Fireplaces are becoming more omnipresent in American home remodeling projects, and a stone fireplace in many people’s minds is still as good as it gets.
No matter how nonporous the tile or stone is, no matter how good the shower door or how leak-proof the shower pans may be, and no matter how neat the cook is in his or her kitchen, one thing is certain: Floors will get wet. Before tiling any kitchen or bath, every homeowner should have their “wet area” floors waterproofed. It’s a very simple process that can be as easy as brushing down or roller-applying a waterproofing, anti-fracture membrane that cures quickly—usually in about two hours—and is ready to be tiled over, using the exact same methods as if the waterproofing product were not used.
With more Americans with smaller homes retreating to their basement entertainment areas, what would the reaction be if water dripped through the kitchen floor and wreaked havoc on flat-screen TVs and surround-sound systems? A good friend in the building trades told me once that waterproofing a kitchen or bath is like “taking out a very inexpensive insurance policy.”
Designing with Water
There are so many incredible tile and stone design products out there today, choosing exactly what one wants is tantamount to having dinner at the Las Vegas Bellagio’s famous buffet, but with a small, restricted time limit. If one really wants to spiral down into a state of total cognitive dissonance relative to these decisions, think about adding waterjet fabrication to the mix.

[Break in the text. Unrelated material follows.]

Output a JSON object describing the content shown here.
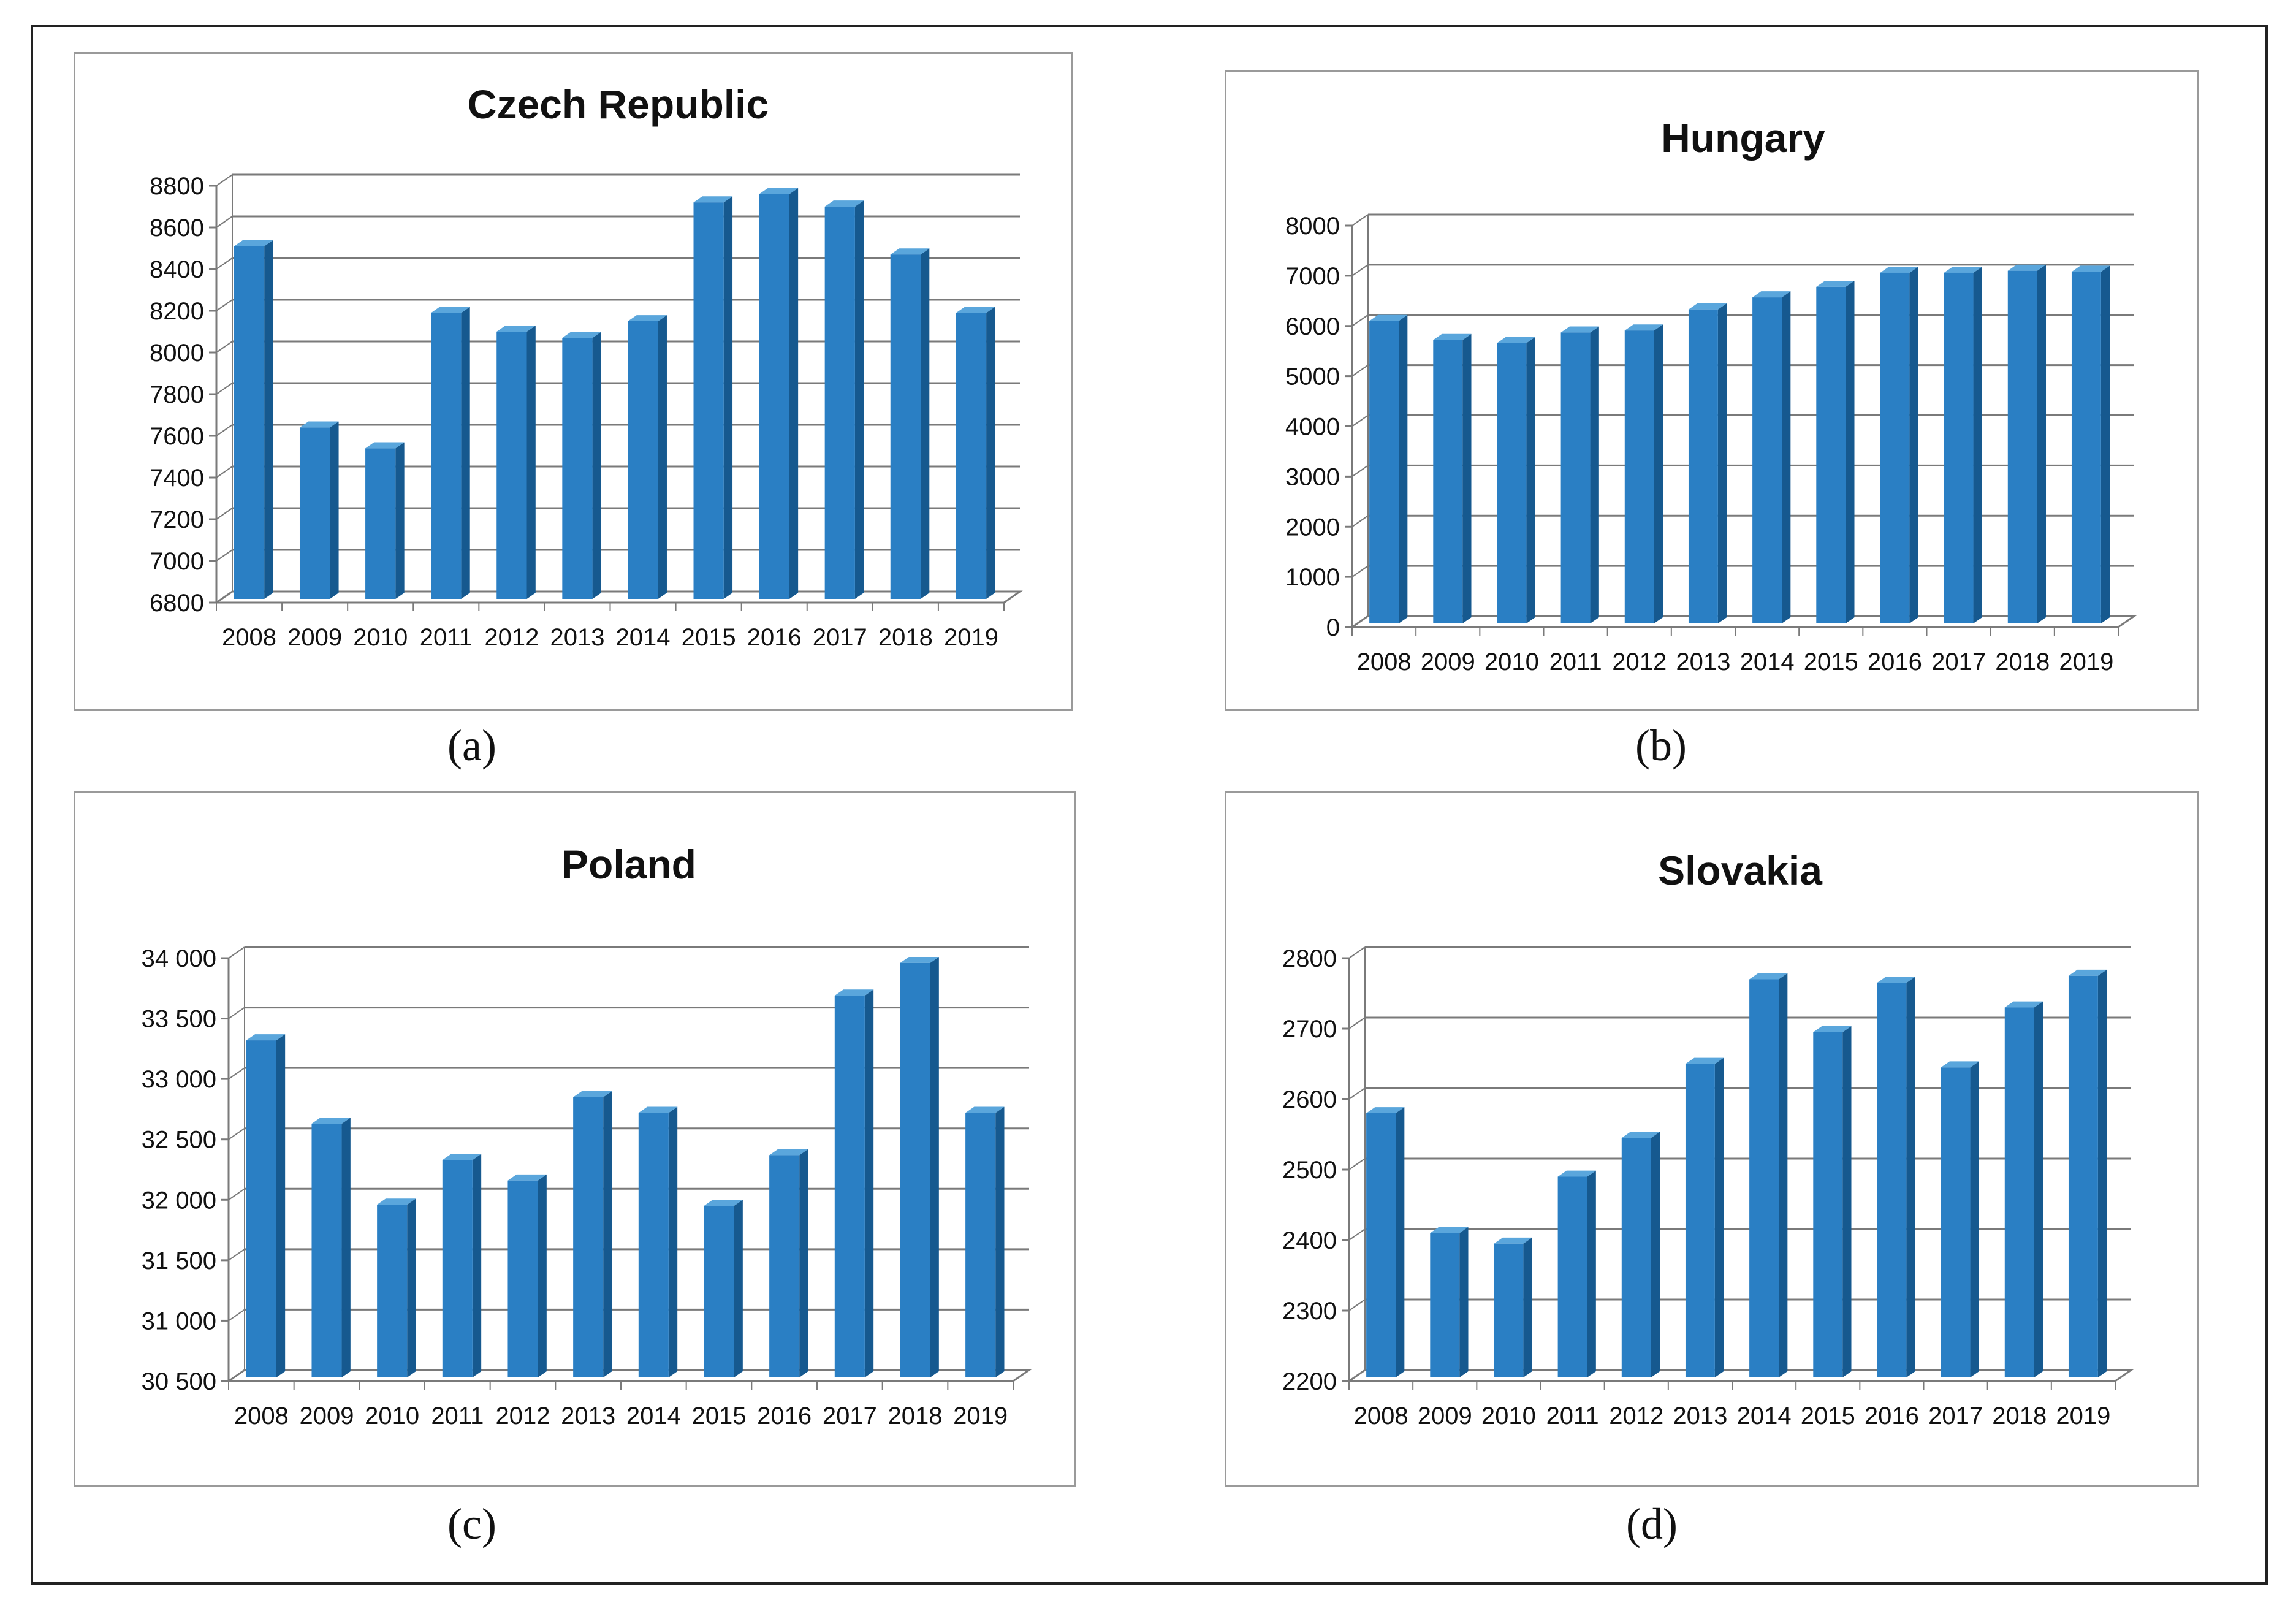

Via a computer-driven, robotic arm that shoots tiny jet streams of water faster than the speed of sound, virtually anything that can be drawn in 2-D can be cut into large or tiny pieces via this technology and reassembled as a hard-surface jigsaw puzzle to the most exacting of tolerances. Maybe someone loves the look of Persian rugs, but can’t be around them because of dust mites and allergens, and thus, wants a tile or stone floor. With the waterjet process, a natural stone “rug” can be cut, assembled as tiles in the exact same size as the field material surrounding the rug and installed no differently than if just plain tile was being put down. There is no limit to what can be designed via this process when one considers the multitude of hard-surface materials to be used for the waterjet project’s palette. Just like with today’s tile and stone products, this “luxury” process is much more affordable than in the past. (To learn more about computer-driven tile and stone design, see “Timeless Designs.”)
Is it Wood or Porcelain?
Wood flooring is popular; it looks good and it’s a product of nature. But there are some climates, especially in the hot and humid states, where wood isn’t suitable. So what does one do, if one really wants that look? In the past few years, some manufacturers of porcelain floor tile have come out with planked “wood-look” flooring. Via a high-definition inkjet printing process along with a scanning process to emulate texture, veining and even knotholes, there are a number of very high-quality porcelain tile lines that look very much like wood. And these high-quality, rectified modules are now being produced in sizes such as 6 by 36 inches and 2 by 24 inches, alongside more traditional tile sizes.
For flooring, porcelain is most popular when we’re talking about manmade tile. Porcelain is a molecularly dense material, incredibly strong and generally has less than 0.05 percent porosity, which is less than most natural granite.
The tile and stone sectors of the building industry may have been down these past years, but they’re far from out. When the dust clears and it’s a reality that this recession is over, watch for tile and stone in the fast lane.